Sky Vegetables has a strong community vision and deep understanding of the value of space and communication in an urban environment. They came to me looking to innovate in the rooftop agriculture space through the medium of advertising. I developed concepts that involved both economic models and rendered examples of how and where these rooftop garden advertising systems might work. I helped them develop a plan to combine advertising with roof top agriculture by carefully looking at billboard regulations and public greening incentives. Working closely with the City of San Francisco, property owners of the 12th Street Garage and seven other properties in the Bay Area, Whole Foods, Royal Motors car dealership and the team at Sky Vegetables, we created a proposal that would make rooftop greenhouses immediately viable.

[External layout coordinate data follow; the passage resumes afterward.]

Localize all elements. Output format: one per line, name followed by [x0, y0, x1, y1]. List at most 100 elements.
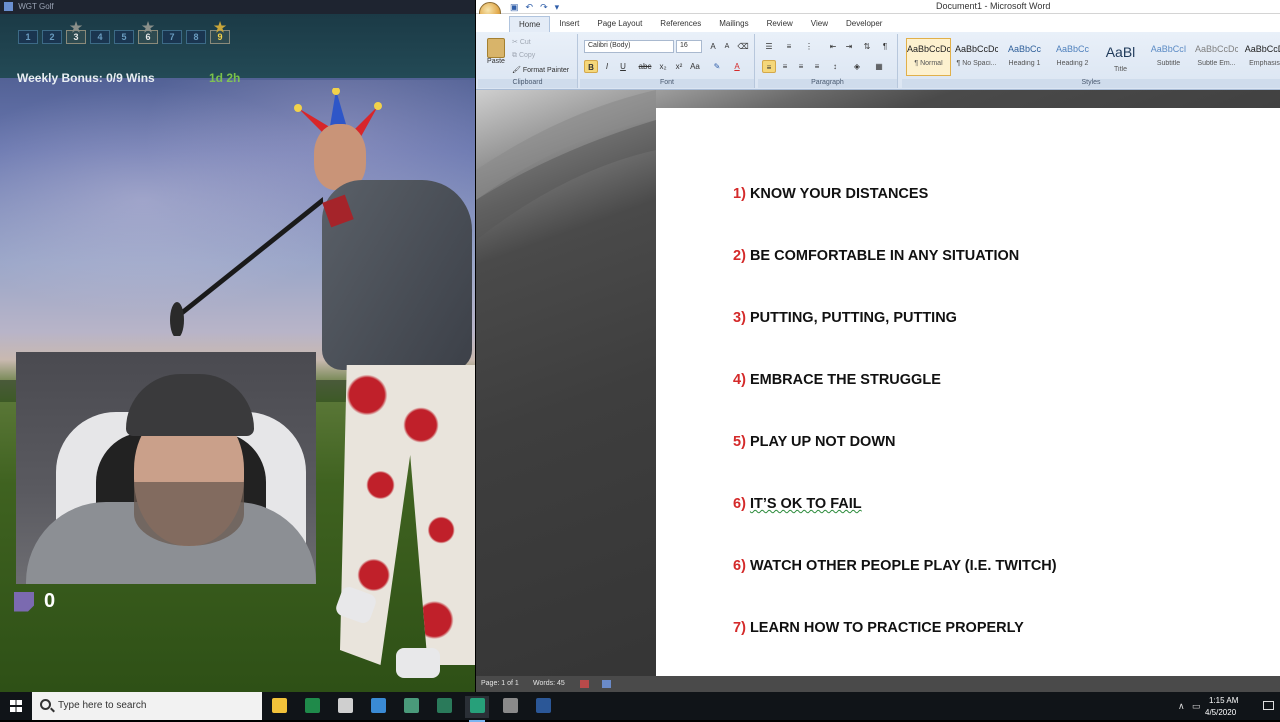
word-count[interactable]: Words: 45	[533, 676, 565, 692]
style-subtitle[interactable]: AaBbCcI Subtitle	[1146, 38, 1191, 76]
tip-number: 4)	[733, 372, 746, 388]
tab-references[interactable]: References	[651, 16, 710, 32]
style-heading-2[interactable]: AaBbCc Heading 2	[1050, 38, 1095, 76]
tab-view[interactable]: View	[802, 16, 837, 32]
obs-icon	[469, 698, 485, 713]
redo-icon[interactable]: ↷	[540, 2, 548, 13]
clock-date[interactable]: 4/5/2020	[1205, 708, 1236, 717]
style-name: ¶ Normal	[914, 60, 943, 67]
tip-item[interactable]: 1) KNOW YOUR DISTANCES	[733, 186, 928, 202]
multilevel-list-icon[interactable]: ⋮	[802, 40, 816, 53]
align-left-button[interactable]: ≡	[762, 60, 776, 73]
style-name: ¶ No Spaci...	[956, 60, 997, 67]
style-sample: AaBbCc	[1055, 44, 1090, 54]
notification-icon[interactable]	[1263, 701, 1274, 710]
undo-icon[interactable]: ↶	[526, 2, 534, 13]
tab-page-layout[interactable]: Page Layout	[588, 16, 651, 32]
taskbar-search[interactable]: Type here to search	[32, 692, 262, 720]
decrease-indent-icon[interactable]: ⇤	[826, 40, 840, 53]
game-controller-icon	[403, 698, 419, 713]
page-count[interactable]: Page: 1 of 1	[481, 676, 519, 692]
style-normal[interactable]: AaBbCcDc ¶ Normal	[906, 38, 951, 76]
search-placeholder: Type here to search	[58, 700, 147, 711]
sort-icon[interactable]: ⇅	[860, 40, 874, 53]
save-icon[interactable]: ▣	[510, 2, 519, 13]
tab-developer[interactable]: Developer	[837, 16, 891, 32]
tip-number: 3)	[733, 310, 746, 326]
chevron-up-icon[interactable]: ∧	[1178, 701, 1185, 712]
taskbar-calculator-button[interactable]	[333, 696, 357, 718]
taskbar-game-controller-button[interactable]	[399, 696, 423, 718]
customize-qat-icon[interactable]: ▾	[555, 2, 560, 13]
tip-number: 6)	[733, 496, 746, 512]
highlight-color-icon[interactable]: ✎	[710, 60, 724, 73]
tip-item[interactable]: 4) EMBRACE THE STRUGGLE	[733, 372, 941, 388]
underline-button[interactable]: U	[616, 60, 630, 73]
taskbar-excel-button[interactable]	[300, 696, 324, 718]
tab-mailings[interactable]: Mailings	[710, 16, 757, 32]
tip-item[interactable]: 6) IT’S OK TO FAIL	[733, 496, 862, 512]
bold-button[interactable]: B	[584, 60, 598, 73]
shading-icon[interactable]: ◈	[850, 60, 864, 73]
proofing-icon[interactable]	[580, 680, 589, 688]
style-name: Heading 2	[1056, 60, 1089, 67]
font-size-select[interactable]: 16	[676, 40, 702, 53]
cut-button[interactable]: ✂ Cut	[512, 38, 531, 46]
taskbar-word-button[interactable]	[531, 696, 555, 718]
network-icon[interactable]: ▭	[1192, 701, 1201, 712]
tip-item[interactable]: 6) WATCH OTHER PEOPLE PLAY (I.E. TWITCH)	[733, 558, 1057, 574]
clear-format-icon[interactable]: ⌫	[736, 40, 750, 53]
clock-time[interactable]: 1:15 AM	[1209, 696, 1238, 705]
superscript-button[interactable]: x²	[672, 60, 686, 73]
change-case-button[interactable]: Aa	[688, 60, 702, 73]
numbering-icon[interactable]: ≡	[782, 40, 796, 53]
document-page[interactable]: 1) KNOW YOUR DISTANCES 2) BE COMFORTABLE …	[656, 108, 1280, 676]
taskbar: Type here to search ∧ ▭ ◀ 1:15 AM 4/5/20…	[0, 692, 1280, 722]
start-button[interactable]	[0, 692, 32, 720]
copy-label: Copy	[518, 52, 536, 59]
align-center-button[interactable]: ≡	[778, 60, 792, 73]
line-spacing-icon[interactable]: ↕	[828, 60, 842, 73]
wgt-app-icon	[4, 2, 13, 12]
increase-indent-icon[interactable]: ⇥	[842, 40, 856, 53]
style-subtle-em[interactable]: AaBbCcDc Subtle Em...	[1194, 38, 1239, 76]
borders-icon[interactable]: ▦	[872, 60, 886, 73]
macro-record-icon[interactable]	[602, 680, 611, 688]
bullets-icon[interactable]: ☰	[762, 40, 776, 53]
grow-font-icon[interactable]: A	[706, 40, 720, 53]
document-title: Document1 - Microsoft Word	[936, 1, 1051, 11]
font-color-icon[interactable]: A	[730, 60, 744, 73]
status-bar: Page: 1 of 1 Words: 45	[476, 676, 1280, 692]
taskbar-file-explorer-button[interactable]	[267, 696, 291, 718]
taskbar-browser-button[interactable]	[498, 696, 522, 718]
tip-item[interactable]: 5) PLAY UP NOT DOWN	[733, 434, 896, 450]
copy-button[interactable]: ⧉ Copy	[512, 52, 535, 60]
shrink-font-icon[interactable]: A	[720, 40, 734, 53]
tip-item[interactable]: 3) PUTTING, PUTTING, PUTTING	[733, 310, 957, 326]
font-name-select[interactable]: Calibri (Body)	[584, 40, 674, 53]
tab-review[interactable]: Review	[758, 16, 802, 32]
subscript-button[interactable]: x₂	[656, 60, 670, 73]
tab-home[interactable]: Home	[509, 16, 551, 32]
word-titlebar: ▣ ↶ ↷ ▾ Document1 - Microsoft Word	[476, 0, 1280, 14]
hole-progress: 123456789	[18, 21, 230, 44]
taskbar-app-button[interactable]	[366, 696, 390, 718]
italic-button[interactable]: I	[600, 60, 614, 73]
tip-item[interactable]: 2) BE COMFORTABLE IN ANY SITUATION	[733, 248, 1019, 264]
format-painter-button[interactable]: 🖌 Format Painter	[512, 66, 569, 74]
show-formatting-icon[interactable]: ¶	[878, 40, 892, 53]
align-right-button[interactable]: ≡	[794, 60, 808, 73]
style-title[interactable]: AaBl Title	[1098, 38, 1143, 76]
tab-insert[interactable]: Insert	[550, 16, 588, 32]
paste-button[interactable]: Paste	[482, 36, 510, 76]
justify-button[interactable]: ≡	[810, 60, 824, 73]
taskbar-spreadsheet-button[interactable]	[432, 696, 456, 718]
style-no-spaci[interactable]: AaBbCcDc ¶ No Spaci...	[954, 38, 999, 76]
tip-number: 5)	[733, 434, 746, 450]
style-heading-1[interactable]: AaBbCc Heading 1	[1002, 38, 1047, 76]
strikethrough-button[interactable]: abc	[638, 60, 652, 73]
style-emphasis[interactable]: AaBbCcD Emphasis	[1242, 38, 1280, 76]
taskbar-obs-button[interactable]	[465, 696, 489, 722]
tip-text: LEARN HOW TO PRACTICE PROPERLY	[749, 620, 1024, 636]
tip-item[interactable]: 7) LEARN HOW TO PRACTICE PROPERLY	[733, 620, 1024, 636]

The 12th Street Garage sits near the highway overpass, prime real estate for billboards that would normally command up to $25K / month in revenue with massive city fees paid. Building a greenhouse on the roof and positioning LED mesh within the greenhouse, creates an billboard within the greenhouse, warms the greenhouse without delivering spectrums of light that will upset the plants cycles and is readable from the highway. Because the advertisement is indoors, it cannot be taxed in the same way as outdoor traditional billboard advertising.
A second strategy developed was building massive vertical gardens on the sides of buildings using native perennial plants to create large scale messaging. I may not agree with the advertising world on most of their ethics in terms of civic beautification, but these projects worked economically and made high density urban agriculture financially viable the day they go up.